The Ulster University team will head the ‘ViTAL’ consortium, which includes teams led by the world-renowned clinician Dr Pierre-Francois Pradat (Pitié-Salpêtrière hospital, UPMC-Sorbonne Universities, Paris), Dr Susan Knoblach (George Washington University, Children’s National Medical Center, Washington DC), and Dr Cedric Raoul (INSERM UMR1051, University of Montpellier, France).

Target ALS will support the ViTAL consortium for two years, up to funding of $780,000, of which $266,000 will go to Ulster University.

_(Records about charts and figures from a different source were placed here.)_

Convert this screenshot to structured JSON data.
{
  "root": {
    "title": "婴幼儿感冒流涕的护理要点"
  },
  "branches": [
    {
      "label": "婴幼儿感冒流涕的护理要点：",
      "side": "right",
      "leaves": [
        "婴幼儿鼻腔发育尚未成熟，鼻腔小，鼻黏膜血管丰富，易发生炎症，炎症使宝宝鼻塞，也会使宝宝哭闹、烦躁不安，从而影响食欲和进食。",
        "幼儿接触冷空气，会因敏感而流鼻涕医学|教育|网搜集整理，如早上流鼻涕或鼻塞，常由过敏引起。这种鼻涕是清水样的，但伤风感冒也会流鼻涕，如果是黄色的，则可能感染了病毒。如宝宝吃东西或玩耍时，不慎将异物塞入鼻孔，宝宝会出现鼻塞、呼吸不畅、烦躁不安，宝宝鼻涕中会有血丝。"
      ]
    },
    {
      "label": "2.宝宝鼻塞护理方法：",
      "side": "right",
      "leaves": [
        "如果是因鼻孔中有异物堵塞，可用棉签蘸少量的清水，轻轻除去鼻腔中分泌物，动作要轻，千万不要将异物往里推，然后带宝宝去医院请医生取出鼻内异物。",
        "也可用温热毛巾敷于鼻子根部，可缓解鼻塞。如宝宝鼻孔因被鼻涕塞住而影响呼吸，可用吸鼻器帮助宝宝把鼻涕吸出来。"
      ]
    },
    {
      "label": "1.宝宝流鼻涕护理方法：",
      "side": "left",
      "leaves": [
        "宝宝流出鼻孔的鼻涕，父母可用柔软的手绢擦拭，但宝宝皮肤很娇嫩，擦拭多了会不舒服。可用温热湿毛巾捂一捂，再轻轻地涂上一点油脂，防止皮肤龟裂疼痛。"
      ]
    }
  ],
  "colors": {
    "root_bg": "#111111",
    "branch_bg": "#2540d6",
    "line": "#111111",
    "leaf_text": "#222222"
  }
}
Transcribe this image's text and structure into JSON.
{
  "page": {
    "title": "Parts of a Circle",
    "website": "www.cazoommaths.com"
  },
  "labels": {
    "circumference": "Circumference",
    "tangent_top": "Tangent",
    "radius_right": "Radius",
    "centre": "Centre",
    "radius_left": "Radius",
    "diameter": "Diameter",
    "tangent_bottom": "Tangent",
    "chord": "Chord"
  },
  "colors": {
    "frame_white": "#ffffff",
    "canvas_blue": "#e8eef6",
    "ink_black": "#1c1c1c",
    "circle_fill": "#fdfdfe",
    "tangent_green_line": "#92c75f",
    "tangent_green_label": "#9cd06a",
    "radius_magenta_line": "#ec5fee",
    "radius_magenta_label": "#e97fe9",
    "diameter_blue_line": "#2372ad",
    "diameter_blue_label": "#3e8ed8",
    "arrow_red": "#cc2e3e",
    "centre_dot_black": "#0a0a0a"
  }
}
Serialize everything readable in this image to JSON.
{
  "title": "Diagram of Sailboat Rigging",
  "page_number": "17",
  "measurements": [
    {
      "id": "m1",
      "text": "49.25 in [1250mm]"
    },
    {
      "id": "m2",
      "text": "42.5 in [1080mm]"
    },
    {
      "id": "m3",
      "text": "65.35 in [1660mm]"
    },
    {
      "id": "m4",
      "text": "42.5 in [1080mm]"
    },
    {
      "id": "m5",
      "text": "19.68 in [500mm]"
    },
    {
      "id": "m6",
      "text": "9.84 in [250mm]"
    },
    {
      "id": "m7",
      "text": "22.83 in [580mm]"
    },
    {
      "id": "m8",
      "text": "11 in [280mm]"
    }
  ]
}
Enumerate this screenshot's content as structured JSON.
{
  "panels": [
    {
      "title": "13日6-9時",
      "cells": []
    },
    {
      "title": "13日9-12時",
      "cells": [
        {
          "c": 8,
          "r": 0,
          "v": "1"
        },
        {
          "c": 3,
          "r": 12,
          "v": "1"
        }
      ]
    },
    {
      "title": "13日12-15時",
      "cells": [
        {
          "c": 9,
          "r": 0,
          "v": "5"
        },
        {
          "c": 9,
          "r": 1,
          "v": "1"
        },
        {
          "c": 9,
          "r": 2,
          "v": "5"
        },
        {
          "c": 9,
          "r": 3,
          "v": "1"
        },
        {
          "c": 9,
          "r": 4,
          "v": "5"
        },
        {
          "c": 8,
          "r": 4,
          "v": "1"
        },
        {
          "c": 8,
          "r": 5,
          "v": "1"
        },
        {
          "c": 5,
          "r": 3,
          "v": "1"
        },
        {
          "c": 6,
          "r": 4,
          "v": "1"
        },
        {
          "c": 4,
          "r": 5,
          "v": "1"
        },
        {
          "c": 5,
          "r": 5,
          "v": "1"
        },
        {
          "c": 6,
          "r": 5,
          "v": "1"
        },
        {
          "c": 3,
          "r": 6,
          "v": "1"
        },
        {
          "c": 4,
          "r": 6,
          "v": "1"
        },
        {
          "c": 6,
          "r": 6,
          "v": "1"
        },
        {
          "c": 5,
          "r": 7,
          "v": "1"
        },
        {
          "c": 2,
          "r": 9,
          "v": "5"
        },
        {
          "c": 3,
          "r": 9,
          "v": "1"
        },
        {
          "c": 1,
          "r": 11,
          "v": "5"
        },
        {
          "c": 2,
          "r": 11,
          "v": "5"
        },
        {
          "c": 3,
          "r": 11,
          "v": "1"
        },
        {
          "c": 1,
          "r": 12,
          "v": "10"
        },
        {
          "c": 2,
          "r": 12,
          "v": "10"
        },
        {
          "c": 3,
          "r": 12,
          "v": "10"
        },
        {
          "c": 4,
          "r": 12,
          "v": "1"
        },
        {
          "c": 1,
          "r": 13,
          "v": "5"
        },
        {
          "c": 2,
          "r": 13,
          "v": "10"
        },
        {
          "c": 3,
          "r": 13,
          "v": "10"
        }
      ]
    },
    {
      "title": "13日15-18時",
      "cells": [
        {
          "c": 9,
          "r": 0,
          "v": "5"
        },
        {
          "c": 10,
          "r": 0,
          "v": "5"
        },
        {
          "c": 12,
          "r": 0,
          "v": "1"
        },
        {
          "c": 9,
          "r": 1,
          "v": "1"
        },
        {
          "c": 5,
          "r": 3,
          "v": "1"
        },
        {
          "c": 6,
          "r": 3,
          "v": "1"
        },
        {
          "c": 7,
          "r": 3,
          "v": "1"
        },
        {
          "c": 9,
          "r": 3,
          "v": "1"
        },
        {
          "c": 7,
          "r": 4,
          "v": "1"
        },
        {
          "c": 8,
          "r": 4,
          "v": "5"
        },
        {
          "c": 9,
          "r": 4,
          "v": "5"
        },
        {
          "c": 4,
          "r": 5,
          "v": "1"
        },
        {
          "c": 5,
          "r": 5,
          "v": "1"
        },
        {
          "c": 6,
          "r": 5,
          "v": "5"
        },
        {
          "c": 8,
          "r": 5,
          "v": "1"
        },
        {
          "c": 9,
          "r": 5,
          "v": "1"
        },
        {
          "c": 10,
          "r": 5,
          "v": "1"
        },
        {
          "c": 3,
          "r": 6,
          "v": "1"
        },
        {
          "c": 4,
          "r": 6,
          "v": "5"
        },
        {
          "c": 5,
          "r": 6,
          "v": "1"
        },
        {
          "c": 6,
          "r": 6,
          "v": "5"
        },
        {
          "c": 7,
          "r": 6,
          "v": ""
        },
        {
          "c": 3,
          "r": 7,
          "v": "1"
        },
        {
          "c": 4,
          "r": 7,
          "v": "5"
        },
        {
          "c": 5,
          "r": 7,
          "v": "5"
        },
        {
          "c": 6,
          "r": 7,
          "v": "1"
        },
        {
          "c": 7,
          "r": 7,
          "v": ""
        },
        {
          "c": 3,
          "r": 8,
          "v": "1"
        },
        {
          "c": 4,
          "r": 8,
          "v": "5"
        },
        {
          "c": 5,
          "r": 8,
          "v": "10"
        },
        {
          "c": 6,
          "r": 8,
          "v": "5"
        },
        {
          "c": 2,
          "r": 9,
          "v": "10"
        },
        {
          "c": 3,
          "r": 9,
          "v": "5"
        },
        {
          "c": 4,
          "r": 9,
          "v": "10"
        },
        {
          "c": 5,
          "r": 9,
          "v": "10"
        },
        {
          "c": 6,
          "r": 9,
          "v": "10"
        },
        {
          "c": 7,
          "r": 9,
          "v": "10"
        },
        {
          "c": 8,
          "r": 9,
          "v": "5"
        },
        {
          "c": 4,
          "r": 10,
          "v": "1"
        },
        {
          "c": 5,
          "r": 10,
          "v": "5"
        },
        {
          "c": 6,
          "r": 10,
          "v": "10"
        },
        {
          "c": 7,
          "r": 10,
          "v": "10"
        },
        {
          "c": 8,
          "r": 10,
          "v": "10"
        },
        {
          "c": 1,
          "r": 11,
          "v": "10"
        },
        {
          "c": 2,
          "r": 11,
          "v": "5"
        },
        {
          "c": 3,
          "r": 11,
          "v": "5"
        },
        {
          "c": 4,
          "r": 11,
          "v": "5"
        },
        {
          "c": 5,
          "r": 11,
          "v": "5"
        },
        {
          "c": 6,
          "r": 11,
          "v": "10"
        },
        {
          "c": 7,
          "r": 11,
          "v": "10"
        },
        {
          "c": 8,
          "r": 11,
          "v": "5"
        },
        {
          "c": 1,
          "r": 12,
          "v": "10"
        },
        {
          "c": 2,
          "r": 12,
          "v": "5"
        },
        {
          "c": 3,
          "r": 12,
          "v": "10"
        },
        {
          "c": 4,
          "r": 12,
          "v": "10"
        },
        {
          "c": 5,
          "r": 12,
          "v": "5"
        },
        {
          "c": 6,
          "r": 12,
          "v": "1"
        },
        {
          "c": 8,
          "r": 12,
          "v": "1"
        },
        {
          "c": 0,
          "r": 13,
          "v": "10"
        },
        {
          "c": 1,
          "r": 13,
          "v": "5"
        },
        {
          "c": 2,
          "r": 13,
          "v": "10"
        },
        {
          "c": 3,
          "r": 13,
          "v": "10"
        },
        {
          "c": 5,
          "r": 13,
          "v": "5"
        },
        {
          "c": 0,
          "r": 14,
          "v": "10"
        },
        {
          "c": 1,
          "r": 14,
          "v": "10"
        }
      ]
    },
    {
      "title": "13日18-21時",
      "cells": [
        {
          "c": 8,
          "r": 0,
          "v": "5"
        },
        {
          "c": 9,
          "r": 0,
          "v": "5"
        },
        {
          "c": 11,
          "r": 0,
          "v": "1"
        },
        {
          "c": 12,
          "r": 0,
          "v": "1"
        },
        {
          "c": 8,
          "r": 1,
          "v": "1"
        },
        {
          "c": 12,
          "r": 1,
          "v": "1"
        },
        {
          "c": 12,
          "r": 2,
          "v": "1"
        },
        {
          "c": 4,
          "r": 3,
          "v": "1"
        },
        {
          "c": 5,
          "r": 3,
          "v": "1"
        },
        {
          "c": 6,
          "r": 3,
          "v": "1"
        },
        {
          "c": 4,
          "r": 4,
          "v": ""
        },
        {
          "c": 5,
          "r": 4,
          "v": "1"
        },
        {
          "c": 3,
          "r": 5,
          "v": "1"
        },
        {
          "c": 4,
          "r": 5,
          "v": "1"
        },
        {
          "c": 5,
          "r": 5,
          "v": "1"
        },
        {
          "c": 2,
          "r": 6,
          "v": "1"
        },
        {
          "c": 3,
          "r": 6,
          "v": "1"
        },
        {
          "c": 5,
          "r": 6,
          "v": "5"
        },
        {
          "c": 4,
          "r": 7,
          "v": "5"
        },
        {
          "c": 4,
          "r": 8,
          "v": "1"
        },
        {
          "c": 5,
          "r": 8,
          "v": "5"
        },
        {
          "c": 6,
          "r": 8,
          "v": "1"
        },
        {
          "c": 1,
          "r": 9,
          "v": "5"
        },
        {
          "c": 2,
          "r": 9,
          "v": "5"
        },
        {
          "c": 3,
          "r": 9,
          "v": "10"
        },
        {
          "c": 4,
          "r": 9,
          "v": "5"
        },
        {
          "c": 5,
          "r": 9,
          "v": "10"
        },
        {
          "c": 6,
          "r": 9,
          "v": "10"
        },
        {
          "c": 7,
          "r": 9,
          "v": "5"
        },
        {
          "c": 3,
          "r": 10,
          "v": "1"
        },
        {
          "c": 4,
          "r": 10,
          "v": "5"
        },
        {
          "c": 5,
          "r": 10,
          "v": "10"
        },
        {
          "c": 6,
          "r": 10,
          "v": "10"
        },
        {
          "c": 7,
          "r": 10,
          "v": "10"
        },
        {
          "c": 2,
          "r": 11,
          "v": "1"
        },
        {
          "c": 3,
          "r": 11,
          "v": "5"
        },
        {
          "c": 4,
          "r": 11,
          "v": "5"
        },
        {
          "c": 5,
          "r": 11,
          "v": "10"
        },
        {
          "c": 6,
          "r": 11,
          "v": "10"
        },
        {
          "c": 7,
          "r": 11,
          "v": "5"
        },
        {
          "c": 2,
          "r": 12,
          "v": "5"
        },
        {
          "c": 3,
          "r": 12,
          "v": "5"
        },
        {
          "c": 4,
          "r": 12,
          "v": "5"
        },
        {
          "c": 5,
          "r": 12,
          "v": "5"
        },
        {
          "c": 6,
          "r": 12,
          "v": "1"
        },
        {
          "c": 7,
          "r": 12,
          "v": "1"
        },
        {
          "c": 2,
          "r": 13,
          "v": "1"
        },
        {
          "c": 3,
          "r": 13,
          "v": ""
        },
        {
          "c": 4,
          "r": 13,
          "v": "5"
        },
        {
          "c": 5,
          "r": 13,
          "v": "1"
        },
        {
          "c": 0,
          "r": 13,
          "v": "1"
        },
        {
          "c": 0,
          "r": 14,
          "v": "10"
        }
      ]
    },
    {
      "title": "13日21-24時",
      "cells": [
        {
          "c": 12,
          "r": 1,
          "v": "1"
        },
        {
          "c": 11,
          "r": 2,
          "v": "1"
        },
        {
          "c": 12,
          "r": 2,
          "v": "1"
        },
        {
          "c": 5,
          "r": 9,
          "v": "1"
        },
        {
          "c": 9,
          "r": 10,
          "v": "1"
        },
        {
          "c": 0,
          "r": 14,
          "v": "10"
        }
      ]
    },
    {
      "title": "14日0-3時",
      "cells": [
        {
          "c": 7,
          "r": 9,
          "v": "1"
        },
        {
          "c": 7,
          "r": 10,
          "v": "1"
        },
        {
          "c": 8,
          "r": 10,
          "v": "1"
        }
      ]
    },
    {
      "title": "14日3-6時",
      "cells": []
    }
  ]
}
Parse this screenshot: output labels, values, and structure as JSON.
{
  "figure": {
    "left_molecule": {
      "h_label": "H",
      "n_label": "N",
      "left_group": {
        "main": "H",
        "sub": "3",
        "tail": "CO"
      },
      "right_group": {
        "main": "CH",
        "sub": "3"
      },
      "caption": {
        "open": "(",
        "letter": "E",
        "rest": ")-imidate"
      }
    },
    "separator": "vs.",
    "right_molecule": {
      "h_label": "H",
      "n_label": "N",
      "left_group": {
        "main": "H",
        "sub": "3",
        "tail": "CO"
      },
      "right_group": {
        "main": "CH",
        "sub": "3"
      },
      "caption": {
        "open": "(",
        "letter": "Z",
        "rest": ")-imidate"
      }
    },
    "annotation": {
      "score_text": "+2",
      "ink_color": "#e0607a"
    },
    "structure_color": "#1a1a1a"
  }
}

Dr Stephanie Duguez, Lecturer at Ulster University’s Northern Ireland Centre for Stratified Medicine will lead ViTAL. Speaking about the project she said:

"Ulster University and the other consortium members have already produced data showing an altered secretion of vesicles in the muscle stem cells of ALS patients. This is important because exosomal vesicles are implicated in cell-cell communication, which would provide a mechanism to explain how the disease can spread in the body and it may suggest new therapeutic targets for the disease. The Target ALS funding will help us to explore this connection further. The only drug currently available, Riluzole, only modestly prolongs survival and we hope to make progress towards additional therapies and a cure.”

Manish Raisinghani, President of the Target ALS Foundation, said:

“Target ALS is pleased to support the exciting work of the ViTAL consortium. This award is part of our goal to support cutting edge ALS research by talented young investigators.”

The work is also supported by funding from INSERM DGOS, ArSLA, AFM, and Invest NI.